Henry Taylor was a left-hander who played off about 4-handicap. His trophy, The H. J. Taylor Bowl, was presented to the club in 1959 by his widow. It is awarded for the best three Men's nett medal scores over the summer.

The Ruby West Trophy was given to the club by Lt. Col. W. H. West MBE in memory of his wife Ruby. This Men's Stableford competition is the first ‘gold leaf’ of the year. 

The Twiss Trophy, presented in 1964 by ex-Captain V. B. Twiss, is for a Mixed Foursomes competition for married couples.

John and Madge Williams presented The Williams Salvers, played for by past and present Captains, in 1977.

The widow of Colin Summers presented The Colin Summers Trophy to the Veterans section in 2005.
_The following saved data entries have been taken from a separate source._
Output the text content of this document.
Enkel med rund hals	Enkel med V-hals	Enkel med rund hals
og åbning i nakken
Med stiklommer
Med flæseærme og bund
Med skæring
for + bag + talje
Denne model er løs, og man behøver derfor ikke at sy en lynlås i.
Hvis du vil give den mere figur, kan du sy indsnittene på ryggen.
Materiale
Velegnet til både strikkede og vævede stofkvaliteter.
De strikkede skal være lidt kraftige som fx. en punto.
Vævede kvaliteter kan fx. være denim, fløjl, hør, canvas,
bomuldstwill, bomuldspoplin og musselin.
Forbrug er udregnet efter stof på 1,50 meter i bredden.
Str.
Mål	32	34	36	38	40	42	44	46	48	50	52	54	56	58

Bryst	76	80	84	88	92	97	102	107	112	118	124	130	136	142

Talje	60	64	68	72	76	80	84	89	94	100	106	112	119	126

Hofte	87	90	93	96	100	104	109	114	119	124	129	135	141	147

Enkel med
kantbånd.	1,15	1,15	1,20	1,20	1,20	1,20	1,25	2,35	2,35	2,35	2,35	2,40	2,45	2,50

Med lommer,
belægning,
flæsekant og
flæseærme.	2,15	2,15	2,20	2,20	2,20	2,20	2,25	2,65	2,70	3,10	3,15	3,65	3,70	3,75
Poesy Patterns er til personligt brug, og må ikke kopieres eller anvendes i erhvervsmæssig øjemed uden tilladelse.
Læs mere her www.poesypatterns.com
L. K. Wood who was club captain in 1966 presented The Wood Cup to mark the club’s Jubilee in 1970. The competition is played traditionally on Easter Saturday, in Men's pairs better ball Stableford. The top 16 pairs in this competition go forward to The Mitchener Shield, a knockout competition. M. N. Mitchener of Coombe Hill presented the trophy. There is no record of why!

The Frank Brooks Hill Trophy commemorates a man who was Captain of the club in 1979 and Chairman from 1980-1986: a man to whom the Club owes a great debt of gratitude, since he was instrumental in the freehold purchase of the golf course on our behalf in 1983.

Our historical link with the military in the area is also shown in a raft of trophies:

The Drury Cup, for a Men's Stableford competition, presented by Admiral Sir Charles Drury in 1911, is also a qualifier for The Royal Naval Challenge Cup. The top four players from The Drury Cup compete in a knockout for this trophy that was presented in 1929 on behalf of officers of The Royal Navy at Chatham. The trophy itself dates back to 1903.

The Royal Scots Challenge Medal was presented to the Club in 1896 by the Officers of the Royal Scots Lothian Regiment at Chatham. Sadly, the original trophy has been lost over time.

Officers of the Royal Marines presented The Royal Marines Challenge Shield to us in 1900; in appreciation of the kindness and hospitality they had received from the club.

The Club has a great deal of history with the military, and the Club first played the Royal Engineers back in the 1890s. In 2008, the Engineers decided that a lasting connection should be established, and they presented the club with a former drill attendance cup dating back to 1938, now known as The Royal Engineers Cup.

Which brings us on to some random, but no less important trophies:

First, The Burden Trophy. Not quite a cup, more of a statue, it was given to the Club by Burden’s the Builders who built Clubhouse no 2.

And then, there’s The Prospect Cup! Our popular Men's winter singles knockout, the 5-Club Championship. Seldom referred to by its proper name, this trophy was presented to the club by Prospect Garage in Strood. Nobody knows when, or why.

And finally, the spoon that’s not a spoon: The Lifeboat Spoon, which is actually a cup! Despite being a ‘gold leaf ‘ job, nothing is known about either the trophy or the name.

If you’d like to know more about any of these trophies, I suggest you join, enter, play well, win and turn up to the Captain’s Presentation Dinner where you will be regaled by more information than you can retain. I guarantee it.